Putting together literature and the visual arts is something that deeply attracts us and repeats that magic of influence of the place we want to deal with.
As inhabitants of a place we explore only some aspects of it and not its entirety and as citizens the exploration is reduced to a cost / benefit ratio that is relevant in political / social rather than aesthetic terms.
The vision of a territory elaborated and described by an eighteenth-century writer who lived there for a certain period and spoke about it with a gaze detached from emotional entanglements, is in itself interesting; but if this vision of the place is juxtaposed to that of a visual artist who sees the same land today, with current eyes and with contemporary technologies, the investigation can be even more intriguing and stimulating.
The place is a spatial dimension and, I would rather say, a relational dimension between physicality and spirit. It is the point of connection between physical person and space. Whether large or tiny, the surrounding space is destined to have a relationship and an influence on the psyche of the being that occupies it, and attitudes, behaviors and situations inevitably arise from this influence.
A place is made up of atmospheres, smells, flavors, sensations.
It is never neutral; it is made up of meaning and senses.
And therefore it provokes reactions: inspirations.
We need to be vigilant and wait for space to speak to us; we need to listen at the space talking to us; reflect on its being a place and at the same time a spatial relationship; relationship of senses. Knowledge and consciousness are formed through this attention to the place or places of our space exploration.
Physical space and psychological space merge in the inspiration that comes from it.
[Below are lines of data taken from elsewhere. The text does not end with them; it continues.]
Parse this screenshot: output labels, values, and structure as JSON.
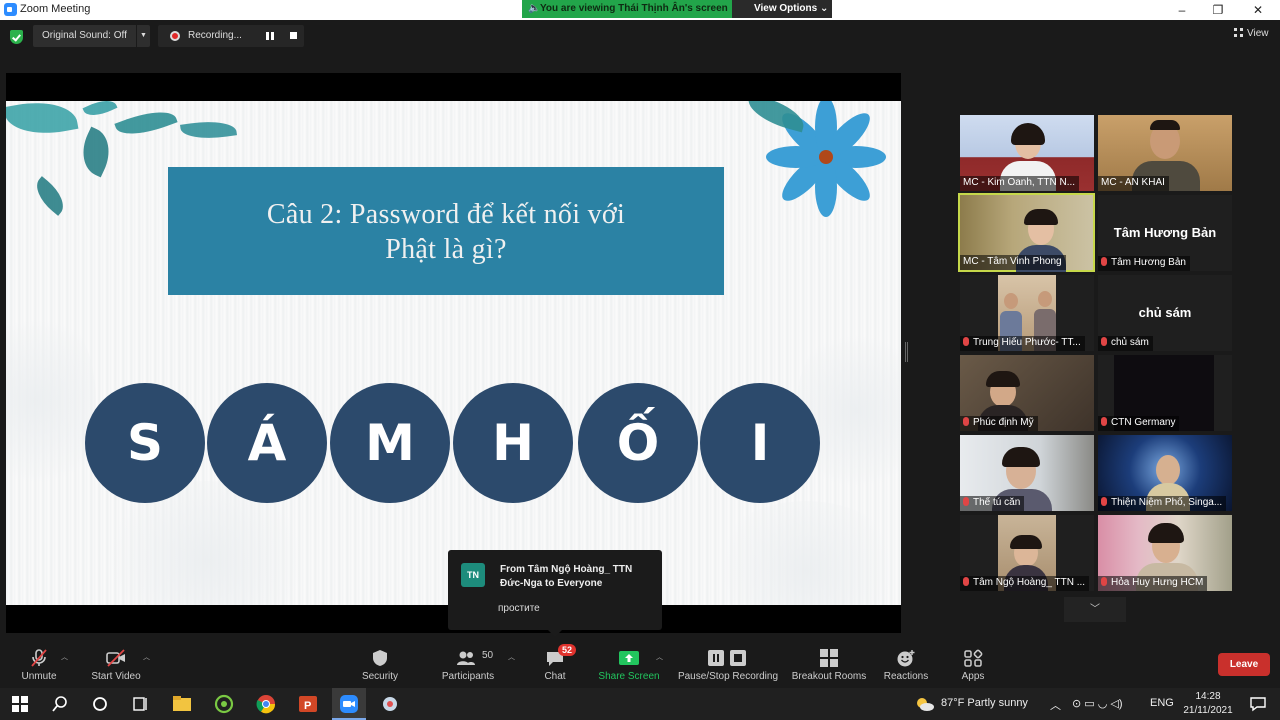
{
  "window": {
    "title": "Zoom Meeting",
    "banner": "You are viewing Thái Thịnh Ân's screen",
    "view_options": "View Options ⌄"
  },
  "topbar": {
    "original_sound": "Original Sound: Off",
    "recording": "Recording...",
    "view": "View"
  },
  "slide": {
    "question_line1": "Câu 2: Password để kết nối với",
    "question_line2": "Phật là gì?",
    "letters": [
      "S",
      "Á",
      "M",
      "H",
      "Ố",
      "I"
    ]
  },
  "chat_popup": {
    "initials": "TN",
    "from": "From Tâm Ngộ Hoàng_ TTN Đức-Nga to Everyone",
    "message": "простите"
  },
  "gallery": [
    {
      "name": "MC - Kim Oanh, TTN N...",
      "muted": false
    },
    {
      "name": "MC - AN KHAI",
      "muted": false
    },
    {
      "name": "MC - Tâm Vinh Phong",
      "muted": false,
      "active": true
    },
    {
      "name": "Tâm Hương Bản",
      "display_name": "Tâm Hương Bản",
      "muted": true
    },
    {
      "name": "Trung Hiếu Phước- TT...",
      "muted": true
    },
    {
      "name": "chủ sám",
      "display_name": "chủ sám",
      "muted": true
    },
    {
      "name": "Phúc định Mỹ",
      "muted": true
    },
    {
      "name": "CTN Germany",
      "muted": true
    },
    {
      "name": "Thế tú căn",
      "muted": true
    },
    {
      "name": "Thiện Niệm Phố, Singa...",
      "muted": true
    },
    {
      "name": "Tâm Ngộ Hoàng_ TTN ...",
      "muted": true
    },
    {
      "name": "Hỏa Huy Hưng HCM",
      "muted": true
    }
  ],
  "toolbar": {
    "unmute": "Unmute",
    "start_video": "Start Video",
    "security": "Security",
    "participants": "Participants",
    "participants_count": "50",
    "chat": "Chat",
    "chat_badge": "52",
    "share_screen": "Share Screen",
    "pause_stop_recording": "Pause/Stop Recording",
    "breakout_rooms": "Breakout Rooms",
    "reactions": "Reactions",
    "apps": "Apps",
    "leave": "Leave"
  },
  "taskbar": {
    "weather": "87°F  Partly sunny",
    "language": "ENG",
    "time": "14:28",
    "date": "21/11/2021"
  },
  "colors": {
    "share_green": "#22c55e",
    "leave_red": "#c9302c",
    "slide_blue": "#2b82a4",
    "circle_navy": "#2c4a6c",
    "active_speaker": "#c6d84a"
  }
}
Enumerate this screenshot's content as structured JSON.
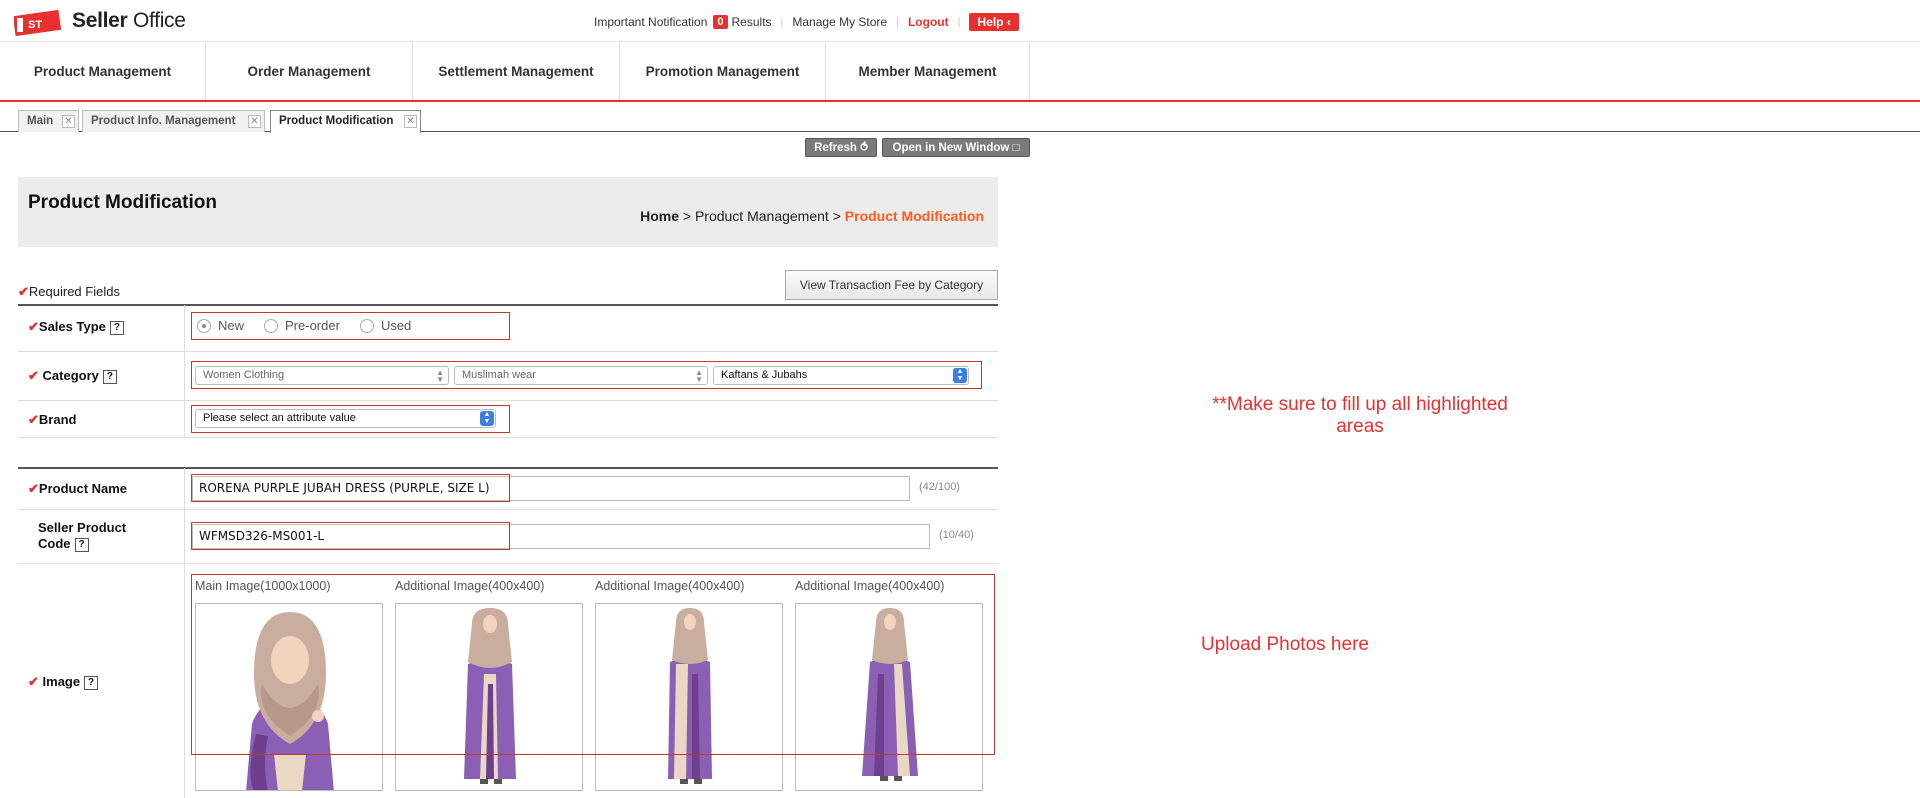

Degraded places involves degrading inspirations: it still speaks and communicates, but it is no longer a source of creativity and development.
Sustainability and the care of space therefore become aesthetic and social canons fundamental for human survival.
The care of the external space is in itself the care of our interiority.
The artists presented this space to us not only as a volume, a container, or a simple environment; they exhibited it as a source of beauty: in abstraction or figuration they composed their pictorial space as an occurrence of Beauty, an aspiration to Beauty. They showed us a path, they traced a path: looking at space with the eye of Art and Beauty: it is up to us to walk it.